Perhaps the rose most famous for its many sports is 'Peace', a hybrid tea rose developed by Meilland in 1942, but introduced in 1945. The story behind this rose is legendary. The hybridizer developed the rose just before World War II, and concerned about its future, sent cuttings to several countries. It was introduced under several names because of the manner of the distribution of the cuttings, but the name 'Peace', utilized by Conard Pyle, had the most staying power. 'Peace' sported like mad, producing some very fine roses including 'Climbing Peace' and 'Chicago Peace'.
The original plant has a great deal of yellow in it:
'Chicago Peace' is more pink.
Another more recent sport is 'Prairie Snowdrift', which is a sport of 'Morden Blush'. It is identical to the earlier rose except for the color, and has the same vigor and hardiness of its parent.
Here is 'Morden Blush'.
Here is a very young 'Prairie Snowdrift' from last season.
There are also roses that sport by climbing. 'Iceberg' has a climbing sport, as has 'Gruss an Aachen'. This is the shrub version of 'Gruss an Aachen'. The climbing version, according to individual growers on the web, is about ten feet.
One of the most famous roses in the world, 'Souvenir de la Malmaison', not only has a climbing sport, introduced in 1893, that is 8 to 12 feet tall, but two well known shrub sports, 'Souvenir de St.
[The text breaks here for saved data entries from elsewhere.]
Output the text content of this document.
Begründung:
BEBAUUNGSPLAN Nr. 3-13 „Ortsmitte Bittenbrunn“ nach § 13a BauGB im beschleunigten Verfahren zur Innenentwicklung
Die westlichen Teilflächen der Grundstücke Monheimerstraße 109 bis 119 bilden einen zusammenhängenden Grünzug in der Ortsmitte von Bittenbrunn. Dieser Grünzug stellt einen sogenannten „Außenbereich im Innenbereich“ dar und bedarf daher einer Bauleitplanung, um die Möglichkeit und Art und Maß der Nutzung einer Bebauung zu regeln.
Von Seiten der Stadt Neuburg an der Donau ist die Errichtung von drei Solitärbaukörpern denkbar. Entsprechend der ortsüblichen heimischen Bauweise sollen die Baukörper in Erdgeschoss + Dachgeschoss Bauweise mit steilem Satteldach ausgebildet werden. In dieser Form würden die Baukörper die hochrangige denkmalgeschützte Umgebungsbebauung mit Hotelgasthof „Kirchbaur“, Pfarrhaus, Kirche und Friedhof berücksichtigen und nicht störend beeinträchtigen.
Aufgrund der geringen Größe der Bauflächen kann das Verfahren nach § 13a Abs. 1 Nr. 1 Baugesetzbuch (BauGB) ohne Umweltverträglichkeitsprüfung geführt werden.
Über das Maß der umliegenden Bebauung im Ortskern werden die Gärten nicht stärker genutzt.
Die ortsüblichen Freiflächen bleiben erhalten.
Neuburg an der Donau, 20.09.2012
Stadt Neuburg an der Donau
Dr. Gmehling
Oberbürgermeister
Anne', a 3 feet by 3 feet rose introduced in 1950, and the white 'Kronprinzessin Viktoria', introduced in 1847, and is 4 feet by 3 feet. I have read that there are possibly as many as six sports of this rose. The parent plant is a greatly sought after pink, fragrant, long blooming plant with one major flaw - in damp climates it "balls", a condition in which the flower bud develops normally but does not open. A phenomenon of damp, cool climates, it causes water to saturate the outer petals, and when followed by sunshine dries them into a papery shell, and they are fused shut. In dry climates it is one of the most magnificent of roses. In a damp climate, it has been described to me as a slimy mess.
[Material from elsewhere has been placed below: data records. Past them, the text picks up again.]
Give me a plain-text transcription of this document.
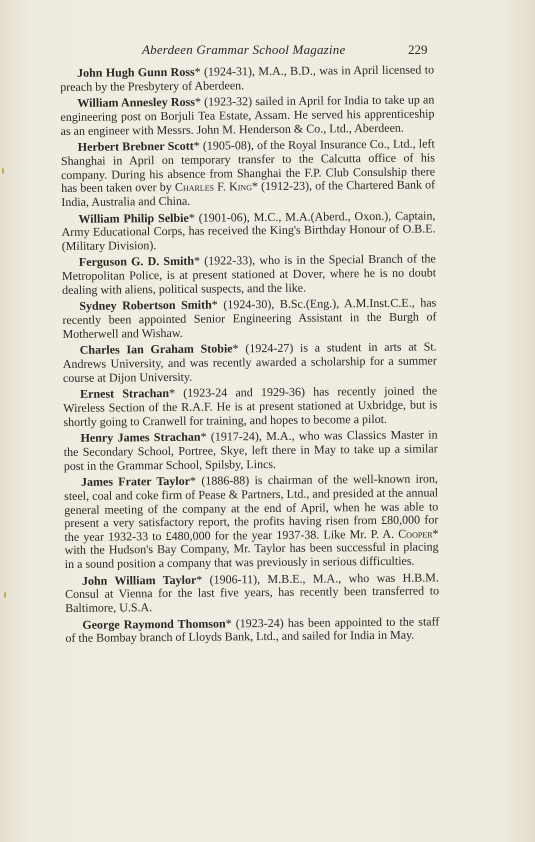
Aberdeen Grammar School Magazine	229

John Hugh Gunn Ross* (1924-31), M.A., B.D., was in April licensed to preach by the Presbytery of Aberdeen.

William Annesley Ross* (1923-32) sailed in April for India to take up an engineering post on Borjuli Tea Estate, Assam. He served his apprenticeship as an engineer with Messrs. John M. Henderson & Co., Ltd., Aberdeen.

Herbert Brebner Scott* (1905-08), of the Royal Insurance Co., Ltd., left Shanghai in April on temporary transfer to the Calcutta office of his company. During his absence from Shanghai the F.P. Club Consulship there has been taken over by Charles F. King* (1912-23), of the Chartered Bank of India, Australia and China.

William Philip Selbie* (1901-06), M.C., M.A.(Aberd., Oxon.), Captain, Army Educational Corps, has received the King's Birthday Honour of O.B.E. (Military Division).

Ferguson G. D. Smith* (1922-33), who is in the Special Branch of the Metropolitan Police, is at present stationed at Dover, where he is no doubt dealing with aliens, political suspects, and the like.

Sydney Robertson Smith* (1924-30), B.Sc.(Eng.), A.M.Inst.C.E., has recently been appointed Senior Engineering Assistant in the Burgh of Motherwell and Wishaw.

Charles Ian Graham Stobie* (1924-27) is a student in arts at St. Andrews University, and was recently awarded a scholarship for a summer course at Dijon University.

Ernest Strachan* (1923-24 and 1929-36) has recently joined the Wireless Section of the R.A.F. He is at present stationed at Uxbridge, but is shortly going to Cranwell for training, and hopes to become a pilot.

Henry James Strachan* (1917-24), M.A., who was Classics Master in the Secondary School, Portree, Skye, left there in May to take up a similar post in the Grammar School, Spilsby, Lincs.

James Frater Taylor* (1886-88) is chairman of the well-known iron, steel, coal and coke firm of Pease & Partners, Ltd., and presided at the annual general meeting of the company at the end of April, when he was able to present a very satisfactory report, the profits having risen from £80,000 for the year 1932-33 to £480,000 for the year 1937-38. Like Mr. P. A. Cooper* with the Hudson's Bay Company, Mr. Taylor has been successful in placing in a sound position a company that was previously in serious difficulties.

John William Taylor* (1906-11), M.B.E., M.A., who was H.B.M. Consul at Vienna for the last five years, has recently been transferred to Baltimore, U.S.A.

George Raymond Thomson* (1923-24) has been appointed to the staff of the Bombay branch of Lloyds Bank, Ltd., and sailed for India in May.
Here is 'Souvenir de la Malmaison'.
Here is 'Souvenir de St. Anne'. It is less double, and therefore less prone to balling:
'Kronprinzessin Viktoria' is a white version of 'Souvenir de St. Anne'.
I have found great enjoyment in growing the sports of roses that have performed well for me. I hope that you will explore the sports of your roses - or start collecting them - and enjoy the variations.